The popular, bottom-up pressure for ever greater provision of parking spaces is enormous. You can’t entirely blame the authorities for caving in. Malta has the fifth-highest proportion of vehicles per capita in the world.

The Floriana ground is just one example of how public demands – reasonable in themselves – end up being short-term solutions contrary to our long-term interests.

 

(2) In Nadur, a state-of-the-art charging point for electric cars:

Alas, it’s in the pedestrianised part of the piazza.

That’s just one example of the lack of joined-up thinking, so that one good thing cancels another. It indicates something seriously wrong in the strategic planning process.

 

(3) A road sign intended to get car drivers to respect cyclists and leave enough space by the kerb:

It’s a standard sign you can find in mainland Europe – and there’s the rub.

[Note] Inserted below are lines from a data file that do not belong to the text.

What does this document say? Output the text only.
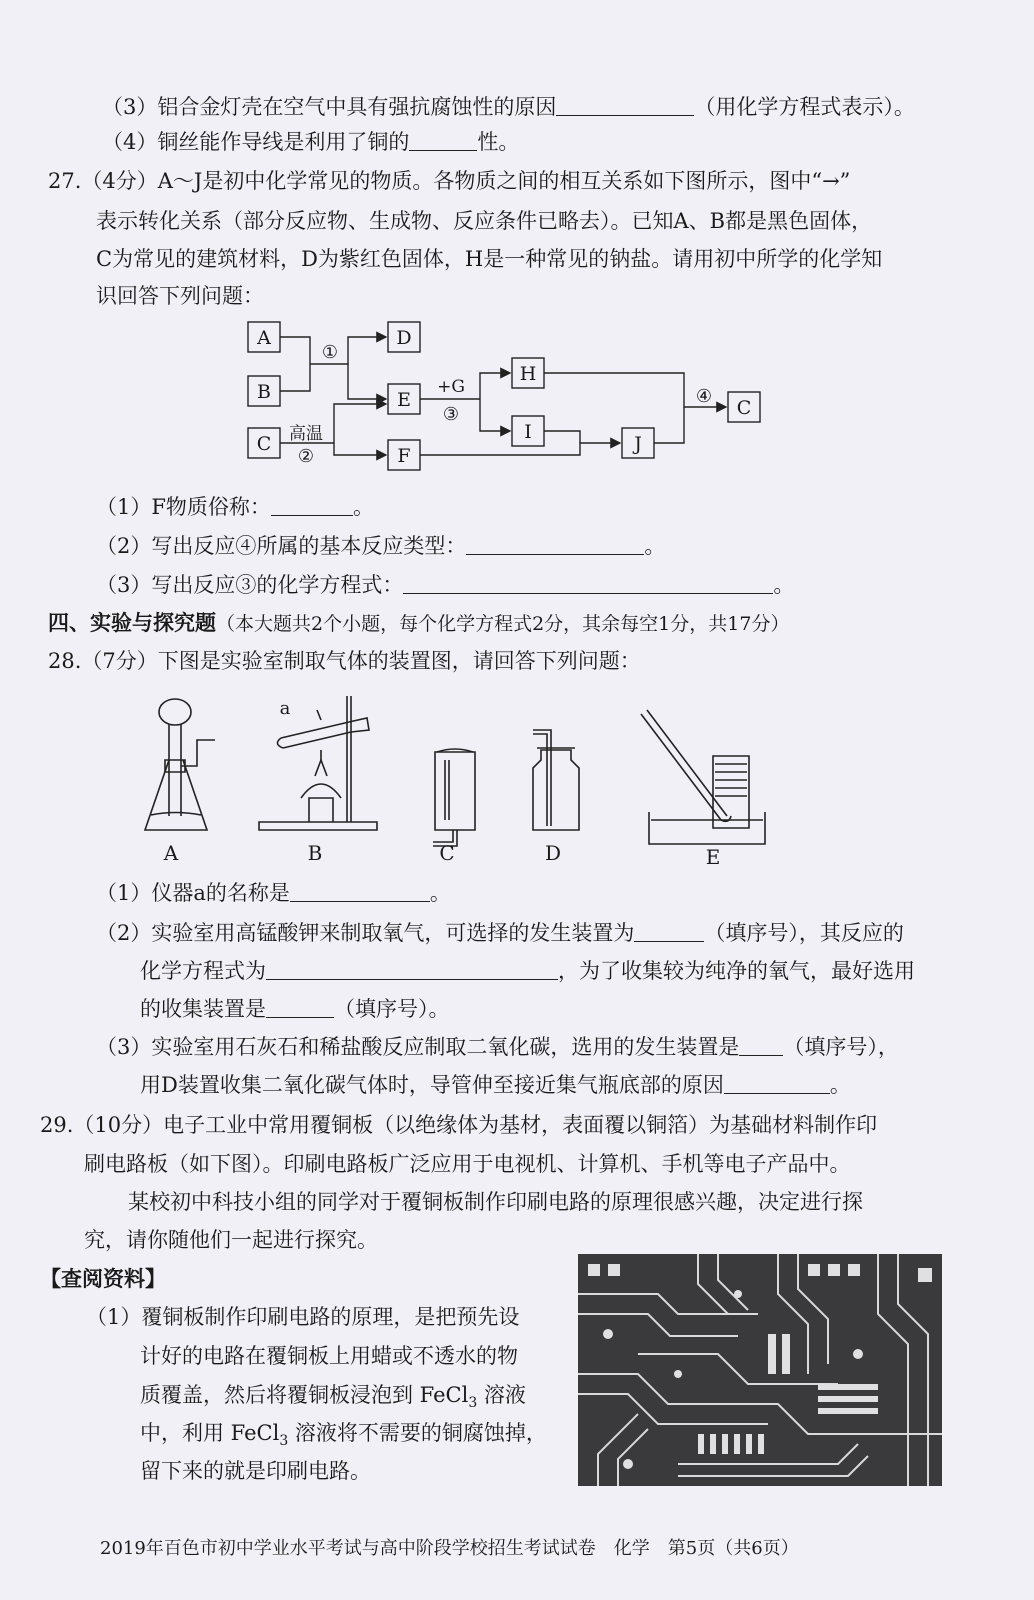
（3）铝合金灯壳在空气中具有强抗腐蚀性的原因	（用化学方程式表示）。
（4）铜丝能作导线是利用了铜的	性。
27.（4分）A～J是初中化学常见的物质。各物质之间的相互关系如下图所示，图中“→”
表示转化关系（部分反应物、生成物、反应条件已略去）。已知A、B都是黑色固体，
C为常见的建筑材料，D为紫红色固体，H是一种常见的钠盐。请用初中所学的化学知
识回答下列问题：
A
B
C
D
E
F
H
I
J
C
①
高温
②
+G
③
④
（1）F物质俗称：	。
（2）写出反应④所属的基本反应类型：	。
（3）写出反应③的化学方程式：	。
四、实验与探究题（本大题共2个小题，每个化学方程式2分，其余每空1分，共17分）
28.（7分）下图是实验室制取气体的装置图，请回答下列问题：
A	B	C	D	E
a
（1）仪器a的名称是	。
（2）实验室用高锰酸钾来制取氧气，可选择的发生装置为	（填序号），其反应的
化学方程式为	，为了收集较为纯净的氧气，最好选用
的收集装置是	（填序号）。
（3）实验室用石灰石和稀盐酸反应制取二氧化碳，选用的发生装置是 （填序号），
用D装置收集二氧化碳气体时，导管伸至接近集气瓶底部的原因	。
29.（10分）电子工业中常用覆铜板（以绝缘体为基材，表面覆以铜箔）为基础材料制作印
刷电路板（如下图）。印刷电路板广泛应用于电视机、计算机、手机等电子产品中。
某校初中科技小组的同学对于覆铜板制作印刷电路的原理很感兴趣，决定进行探
究，请你随他们一起进行探究。
【查阅资料】
（1）覆铜板制作印刷电路的原理，是把预先设
计好的电路在覆铜板上用蜡或不透水的物
质覆盖，然后将覆铜板浸泡到 FeCl$_3$ 溶液
中，利用 FeCl$_3$ 溶液将不需要的铜腐蚀掉，
留下来的就是印刷电路。
2019年百色市初中学业水平考试与高中阶段学校招生考试试卷　化学　第5页（共6页）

The sign was designed for roads where the kerb is on the right. Transplanted to Malta, without adaptation to our left-side driving, the sign actually conveys the message that cars should hug the kerb while cyclists should steer for the middle of the road… Apparently, it’s the cyclist who’s expected to overtake the cars.

We all could mention other favourite nonsensical road signs but the point here is not to establish another Only in Malta collection.

A mistake like this – sloppy standards or a glitch in the supervision system – doesn’t necessarily arise because the people at the top don’t know what they’re doing. It’s a managerial not a strategic issue.

 

Conclusion

Public recognition of, and support for, long-term interests, the authorities’ strategic vision, and administrative managerial competence are all important factors. They are of course interrelated. But they also need to be kept separate so that we are able to address each factor and not neglect it. Otherwise, a sustainable transport system will remain elusive.